Tohme stands out most of all for his introversion. It is impossible to extract his literary or architectural references. Calling upon other interlocutors such as the journalist Hazem Saghieh, the artist Ziad Abillama and the philosopher Chris Younès is a way of hiding and a product of his shyness. Yet, Tohme, director of the 2014 Biennale de Bordeaux, has produced at least three extremely mature projects, confidently accomplished in reinforced concrete but to radically different effect: Villa T, constructed as a promenade architecturale for a banker in the hills north of Beirut; Villa SC set sheer atop the Akoura mountains; and a fort complete with rooftop pool for the new campus of the Saint Joseph University, founded by French Jesuits in the heart of the city centre. We must however thank Karine Dana for bringing Tohme out into the open after some painstaking psychological digging. He is someone who speaks little and, most importantly, is reluctant to talk about himself – in the book he always uses the plural as if speaking on behalf of his associates, Roger Akoury and Anastasia Elrouss. In a conversation at the start of the book, Structuring the Horizon, Dana manages to draw out some things: Tohme confirms that he loves Beirut for its tense and serene spaces, and for its indecipherable identities but likens it to a Giacometti figure, L’Homme qui marche: nervous, pallid and sick but still walking. He says he is greatly attached to the concept of context but, at the same time, or perhaps for this very reason, is frightened by the images. He works at length on what exists between things, namely the innermost and hard to capture nature of places, which the Lebanese architect calls ambiance: a state of things with no pre-constituted image. To achieve this, he approaches the places where he must work irrationally and empathically at first, only later seeking a meaning in them; he loves working with the void – because this eliminates the issue of image at its very root – but also with the horizon and the ambiance of a place, “…because I do not want to work with war. Situations pregnant with the unsaid are always very moving. The unsaid offers a way of yielding to the dream and of allowing silence to settle in and awaken something else - a powerful, intense void. Perhaps the war is an unsaid in our work. We prefer allusions to construction rather than to the war. Creating architecture in Lebanon is our way of taking stand.”

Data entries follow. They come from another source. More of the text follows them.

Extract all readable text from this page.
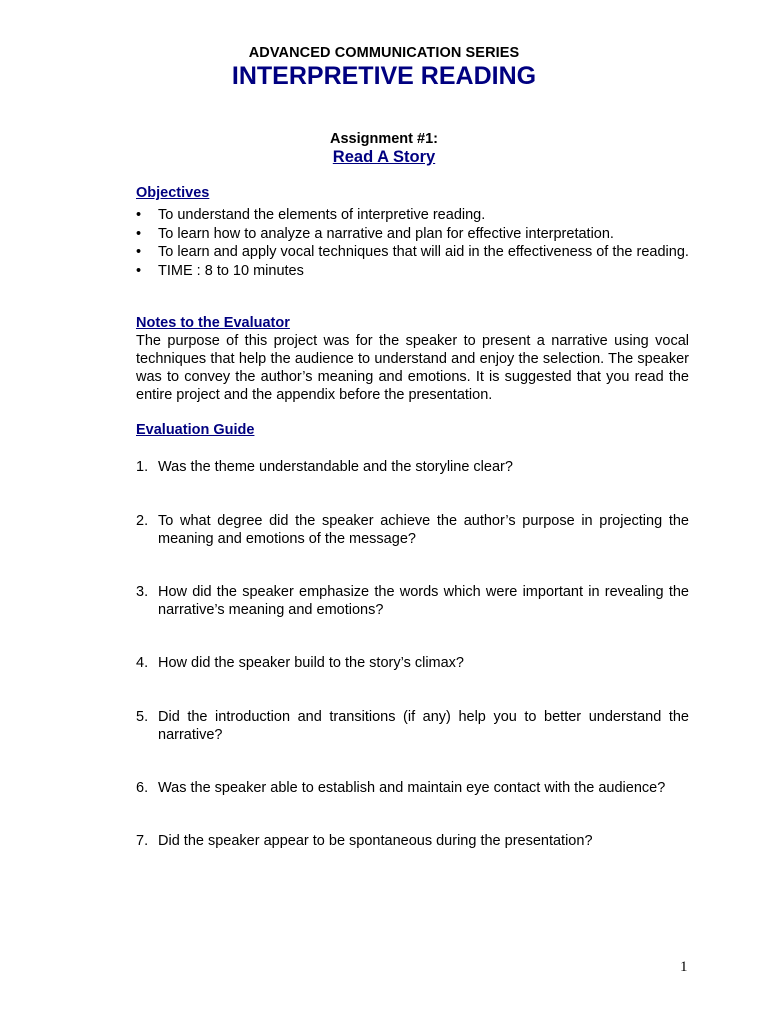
ADVANCED COMMUNICATION SERIES
INTERPRETIVE READING
Assignment #1:
Read A Story
Objectives
•	To understand the elements of interpretive reading.
•	To learn how to analyze a narrative and plan for effective interpretation.
•	To learn and apply vocal techniques that will aid in the effectiveness of the reading.
•	TIME : 8 to 10 minutes
Notes to the Evaluator
The purpose of this project was for the speaker to present a narrative using vocal techniques that help the audience to understand and enjoy the selection. The speaker was to convey the author’s meaning and emotions. It is suggested that you read the entire project and the appendix before the presentation.
Evaluation Guide
1. Was the theme understandable and the storyline clear?
2. To what degree did the speaker achieve the author’s purpose in projecting the meaning and emotions of the message?
3. How did the speaker emphasize the words which were important in revealing the narrative’s meaning and emotions?
4. How did the speaker build to the story’s climax?
5. Did the introduction and transitions (if any) help you to better understand the narrative?
6. Was the speaker able to establish and maintain eye contact with the audience?
7. Did the speaker appear to be spontaneous during the presentation?
1
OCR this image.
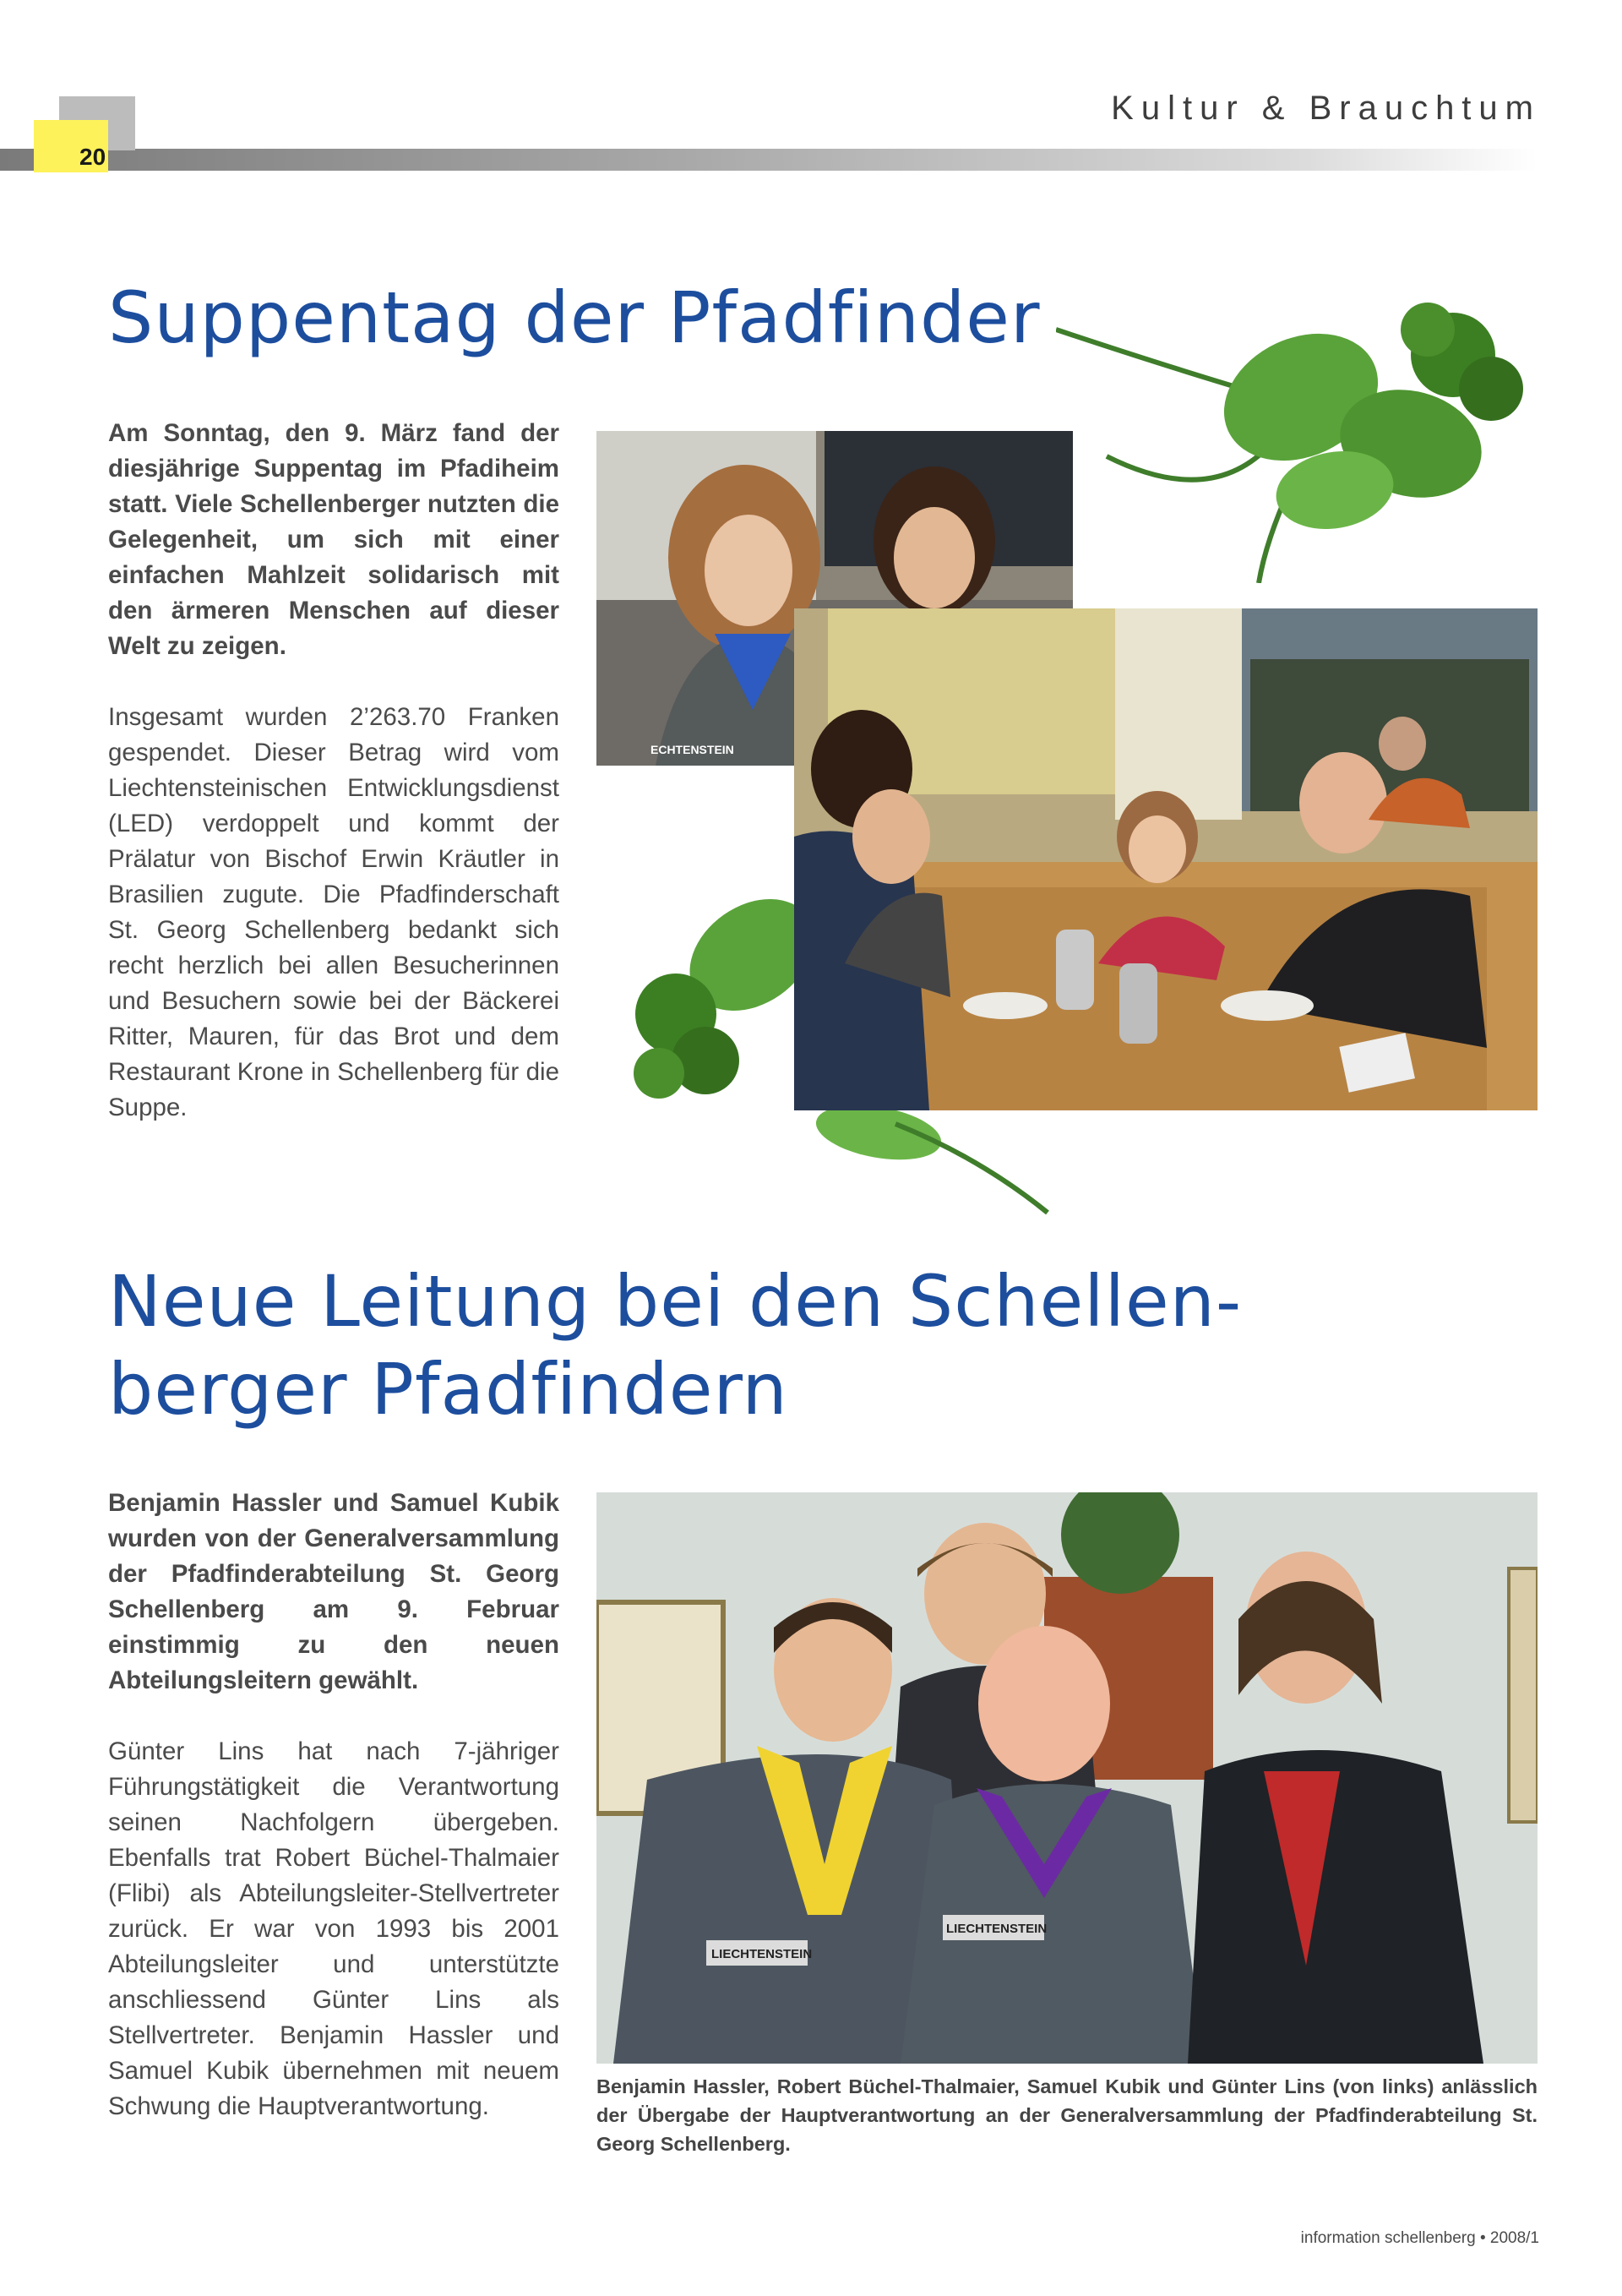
20
Kultur & Brauchtum
Suppentag der Pfadfinder
ECHTENSTEIN

Am Sonntag, den 9. März fand der diesjährige Suppentag im Pfadiheim statt. Viele Schellenberger nutzten die Gelegenheit, um sich mit einer einfachen Mahlzeit solidarisch mit den ärmeren Menschen auf dieser Welt zu zeigen.

Insgesamt wurden 2’263.70 Franken gespendet. Dieser Betrag wird vom Liechtensteinischen Entwicklungsdienst (LED) verdoppelt und kommt der Prälatur von Bischof Erwin Kräutler in Brasilien zugute. Die Pfadfinderschaft St. Georg Schellenberg bedankt sich recht herzlich bei allen Besucherinnen und Besuchern sowie bei der Bäckerei Ritter, Mauren, für das Brot und dem Restaurant Krone in Schellenberg für die Suppe.

Neue Leitung bei den Schellen-
berger Pfadfindern

Benjamin Hassler und Samuel Kubik wurden von der Generalversammlung der Pfadfinderabteilung St. Georg Schellenberg am 9. Februar einstimmig zu den neuen Abteilungsleitern gewählt.

Günter Lins hat nach 7-jähriger Führungstätigkeit die Verantwortung seinen Nachfolgern übergeben. Ebenfalls trat Robert Büchel-Thalmaier (Flibi) als Abteilungsleiter-Stellvertreter zurück. Er war von 1993 bis 2001 Abteilungsleiter und unterstützte anschliessend Günter Lins als Stellvertreter. Benjamin Hassler und Samuel Kubik übernehmen mit neuem Schwung die Hauptverantwortung.

LIECHTENSTEIN
LIECHTENSTEIN

Benjamin Hassler, Robert Büchel-Thalmaier, Samuel Kubik und Günter Lins (von links) anlässlich der Übergabe der Hauptverantwortung an der Generalversammlung der Pfadfinderabteilung St. Georg Schellenberg.

information schellenberg • 2008/1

Youssef Tohme, Intensive Beyrouth, Norma Éditions, Paris 2014

There are two types of people talk little: those who have nothing to say and those, on the contrary, who remain silent because of the huge amount of things they do have to say. Youssef Tohme most certainly belongs to the latter category, that linked to the pregnant silence of certain Mediterranean men such as Sicily’s Sciascia and Gesualdo Bufalino, for whom words were keys but silence was a lock-picker.


Notes:
1. La Méditerranée, sous la direction de Fernand Braudel, Arts et métiers graphiques, Paris 1977-1978.
2. Francesco Merlo, Stanza 707, Bompiani, Milano 2014.
3. Gabriele Basilico, Beirut 1991 (2003), Baldini Castoldi Dalai, Milano 2003/Le Point du Jour, Paris 2004.